Figure 4-32 Easy Tier - single tier pool - composition report page
If all active data can fit in the hot tier alone, you see the best possible performance from the system. Active large is data that is active but is being accessed at block sizes larger than the 84 KiB for which Easy Tier is optimized. This data is still monitored and can contribute to “expanded cold demote” operations.
The presence of active data in the cold tier (regularly) suggests that you must increase the capacity or performance in the hot or middle tiers.
In the same way as with the movement page, you can click the Composition Description to view the information regarding each composition type (see Figure 4-33).
Figure 4-33 Easy tier - multi-tier pool - composition page
Workload skew comparison report
The workload skew comparison report plots the percentage of the workload against the percentage of capacity. The skew shows a good estimate for how much capacity is required in the top tier to have the most optimal configuration based on your workload.
 
Tip: The skew can be viewed when the system is in measuring mode with a single-tier pool to help guide the recommended capacity to purchase that can be added to the pool in a hot tier.

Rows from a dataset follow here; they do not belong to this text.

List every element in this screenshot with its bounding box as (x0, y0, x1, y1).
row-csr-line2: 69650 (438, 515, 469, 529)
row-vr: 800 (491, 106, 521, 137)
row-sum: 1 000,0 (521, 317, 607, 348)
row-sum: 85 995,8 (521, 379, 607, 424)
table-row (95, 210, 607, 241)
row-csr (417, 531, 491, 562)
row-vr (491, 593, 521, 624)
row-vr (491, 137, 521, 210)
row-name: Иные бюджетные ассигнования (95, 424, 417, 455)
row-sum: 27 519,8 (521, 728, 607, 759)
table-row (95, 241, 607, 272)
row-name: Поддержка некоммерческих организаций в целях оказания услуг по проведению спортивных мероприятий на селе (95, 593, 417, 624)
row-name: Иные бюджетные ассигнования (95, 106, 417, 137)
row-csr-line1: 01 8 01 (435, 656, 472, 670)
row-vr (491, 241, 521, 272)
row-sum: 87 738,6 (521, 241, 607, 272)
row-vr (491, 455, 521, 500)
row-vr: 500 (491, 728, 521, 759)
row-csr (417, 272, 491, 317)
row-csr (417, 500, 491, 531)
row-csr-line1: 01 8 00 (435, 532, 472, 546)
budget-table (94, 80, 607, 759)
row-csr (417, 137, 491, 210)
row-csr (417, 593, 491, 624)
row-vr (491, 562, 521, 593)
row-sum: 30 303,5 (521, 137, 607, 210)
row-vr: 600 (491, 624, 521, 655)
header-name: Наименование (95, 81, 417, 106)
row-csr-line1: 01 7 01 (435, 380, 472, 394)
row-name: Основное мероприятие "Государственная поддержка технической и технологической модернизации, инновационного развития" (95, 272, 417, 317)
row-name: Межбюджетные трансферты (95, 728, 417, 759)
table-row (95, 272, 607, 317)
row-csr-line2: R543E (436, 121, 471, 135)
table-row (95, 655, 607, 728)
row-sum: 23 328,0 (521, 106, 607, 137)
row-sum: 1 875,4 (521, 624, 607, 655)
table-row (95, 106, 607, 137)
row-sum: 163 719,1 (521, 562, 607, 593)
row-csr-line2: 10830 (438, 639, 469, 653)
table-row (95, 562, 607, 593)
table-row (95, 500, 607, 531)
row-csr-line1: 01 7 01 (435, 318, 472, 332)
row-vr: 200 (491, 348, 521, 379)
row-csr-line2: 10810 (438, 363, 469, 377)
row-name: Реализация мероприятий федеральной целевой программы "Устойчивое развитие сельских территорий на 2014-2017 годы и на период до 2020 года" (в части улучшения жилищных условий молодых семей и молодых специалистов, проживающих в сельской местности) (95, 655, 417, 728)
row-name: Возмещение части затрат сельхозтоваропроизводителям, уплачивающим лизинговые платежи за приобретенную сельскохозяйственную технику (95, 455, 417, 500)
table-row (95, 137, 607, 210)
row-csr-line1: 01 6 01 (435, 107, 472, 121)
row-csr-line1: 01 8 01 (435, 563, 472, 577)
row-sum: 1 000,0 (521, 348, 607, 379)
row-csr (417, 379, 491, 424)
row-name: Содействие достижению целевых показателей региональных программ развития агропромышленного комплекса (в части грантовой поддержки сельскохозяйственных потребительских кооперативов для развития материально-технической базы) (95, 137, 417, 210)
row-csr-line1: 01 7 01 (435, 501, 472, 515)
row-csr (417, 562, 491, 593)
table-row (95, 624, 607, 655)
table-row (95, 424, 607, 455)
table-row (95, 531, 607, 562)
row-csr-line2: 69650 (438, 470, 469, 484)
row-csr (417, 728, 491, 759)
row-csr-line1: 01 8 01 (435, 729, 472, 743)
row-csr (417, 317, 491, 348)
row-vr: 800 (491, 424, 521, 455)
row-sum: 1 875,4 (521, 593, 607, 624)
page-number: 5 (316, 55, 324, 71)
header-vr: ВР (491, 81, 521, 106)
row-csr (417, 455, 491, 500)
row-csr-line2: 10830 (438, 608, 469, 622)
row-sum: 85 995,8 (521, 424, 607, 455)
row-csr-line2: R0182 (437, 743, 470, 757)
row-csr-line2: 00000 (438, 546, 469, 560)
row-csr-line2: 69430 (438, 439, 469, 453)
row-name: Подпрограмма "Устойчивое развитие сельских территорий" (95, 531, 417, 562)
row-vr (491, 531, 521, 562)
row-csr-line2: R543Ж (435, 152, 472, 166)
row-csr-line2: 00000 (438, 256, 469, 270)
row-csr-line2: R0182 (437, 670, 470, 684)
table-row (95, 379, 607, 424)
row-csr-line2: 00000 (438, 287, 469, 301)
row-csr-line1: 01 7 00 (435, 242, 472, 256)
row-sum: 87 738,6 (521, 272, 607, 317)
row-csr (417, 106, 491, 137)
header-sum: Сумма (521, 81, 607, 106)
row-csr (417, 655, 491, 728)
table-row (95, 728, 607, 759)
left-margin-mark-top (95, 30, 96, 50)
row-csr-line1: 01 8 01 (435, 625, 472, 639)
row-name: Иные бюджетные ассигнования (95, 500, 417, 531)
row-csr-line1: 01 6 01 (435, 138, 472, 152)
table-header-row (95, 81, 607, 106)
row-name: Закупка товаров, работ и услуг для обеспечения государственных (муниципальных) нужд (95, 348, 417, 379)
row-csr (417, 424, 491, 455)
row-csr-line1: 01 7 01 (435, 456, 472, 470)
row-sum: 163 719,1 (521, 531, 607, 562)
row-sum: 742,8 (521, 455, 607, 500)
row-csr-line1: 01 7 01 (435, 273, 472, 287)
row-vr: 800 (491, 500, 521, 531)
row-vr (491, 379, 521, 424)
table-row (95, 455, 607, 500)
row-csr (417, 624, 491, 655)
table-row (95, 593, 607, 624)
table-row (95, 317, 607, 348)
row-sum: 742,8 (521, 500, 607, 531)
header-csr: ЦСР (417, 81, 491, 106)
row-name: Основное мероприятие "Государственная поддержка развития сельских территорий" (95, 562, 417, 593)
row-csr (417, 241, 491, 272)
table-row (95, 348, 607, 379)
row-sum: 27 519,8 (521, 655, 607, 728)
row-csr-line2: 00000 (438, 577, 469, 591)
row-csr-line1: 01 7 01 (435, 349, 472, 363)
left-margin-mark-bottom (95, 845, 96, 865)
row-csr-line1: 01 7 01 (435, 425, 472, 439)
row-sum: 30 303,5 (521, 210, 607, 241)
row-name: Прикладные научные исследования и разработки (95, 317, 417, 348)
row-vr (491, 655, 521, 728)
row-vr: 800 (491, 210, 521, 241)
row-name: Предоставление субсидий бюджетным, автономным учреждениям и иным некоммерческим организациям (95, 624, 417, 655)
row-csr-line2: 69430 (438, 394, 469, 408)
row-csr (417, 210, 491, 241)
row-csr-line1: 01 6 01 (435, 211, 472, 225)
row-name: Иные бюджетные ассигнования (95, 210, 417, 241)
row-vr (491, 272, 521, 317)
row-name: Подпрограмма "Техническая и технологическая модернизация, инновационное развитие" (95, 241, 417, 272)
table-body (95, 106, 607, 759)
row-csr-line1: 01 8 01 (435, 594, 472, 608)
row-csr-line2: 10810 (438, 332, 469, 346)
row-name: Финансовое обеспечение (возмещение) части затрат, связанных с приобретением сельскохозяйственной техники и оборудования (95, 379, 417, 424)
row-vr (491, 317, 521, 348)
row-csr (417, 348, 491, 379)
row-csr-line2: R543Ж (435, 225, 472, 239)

A highly-skewed workload (the line on the graph rises sharply within the first few percentages of capacity) means that a smaller proportional capacity of hot tier is required. A low-skewed workload (the line on the graph rises slowly and covers a large percentage of the capacity) requires more hot-tier capacity, and consideration to a good performing middle tier when you cannot configure enough hot tier capacity (see Figure 4-34 on page 196).
Figure 4-34 Workload skew - single tier pool
In the first example, shown in Figure 4-34, you can clearly see that the workload is highly-skewed. This single-tier pool uses less than 5% of the capacity, but is performing 99% of the workload, both in terms of IOPS and MBps.
This result is a prime example of adding a small amount of faster storage to create a “hot” tier and improve overall pool performance, as shown in Figure 4-35.
Figure 4-35 Workload skew - multi-tier configuration
In the second example, shown in Figure 4-35 on page 196, the system is already configured as a multi-tier pool and Easy Tier has been optimizing the data placement for some time. This workload is less skewed than in the first example with almost 20% of the capacity performing up to 99% of the workload.
Here again it might be worth considering increasing the amount of capacity in the top tier as about 10% of the IOP workload is coming from the middle tier and could be further optimized to reduce latency.
This graph that is shown in Figure 4-35 on page 196 also shows the split between IOPS and MBps. Although the middle tier is not doing much of the IOP workload it is providing a reasonably large proportion of the MBps workload.
In these cases, ensure that the middle tier can manage large-block throughput. A case might be made for further improving the performance by adding some higher-throughput devices as a new middle tier, and demoting the current middle tier to the cold tier. However, this change depends on the types of storage used to provide the existing tiers.
Any new configuration with three tiers would need to comply with the configuration rules regarding the different types of storage supported in three tier configurations as discussed in “Easy Tier mapping to MDisk tier types” on page 180.
If you implemented a new system and the majority of the workload is coming from a middle or cold tier, it might take a day or two for Easy Tier to complete the migrations after it has initially analyzed the system.
If after a few days, a distinct bias to the lower tiers still exists, you might want to consider enabling “Accelerated Mode” for a week or so. However, remember to turn it back off once the system reaches a steady state (see “Easy Tier acceleration” on page 190).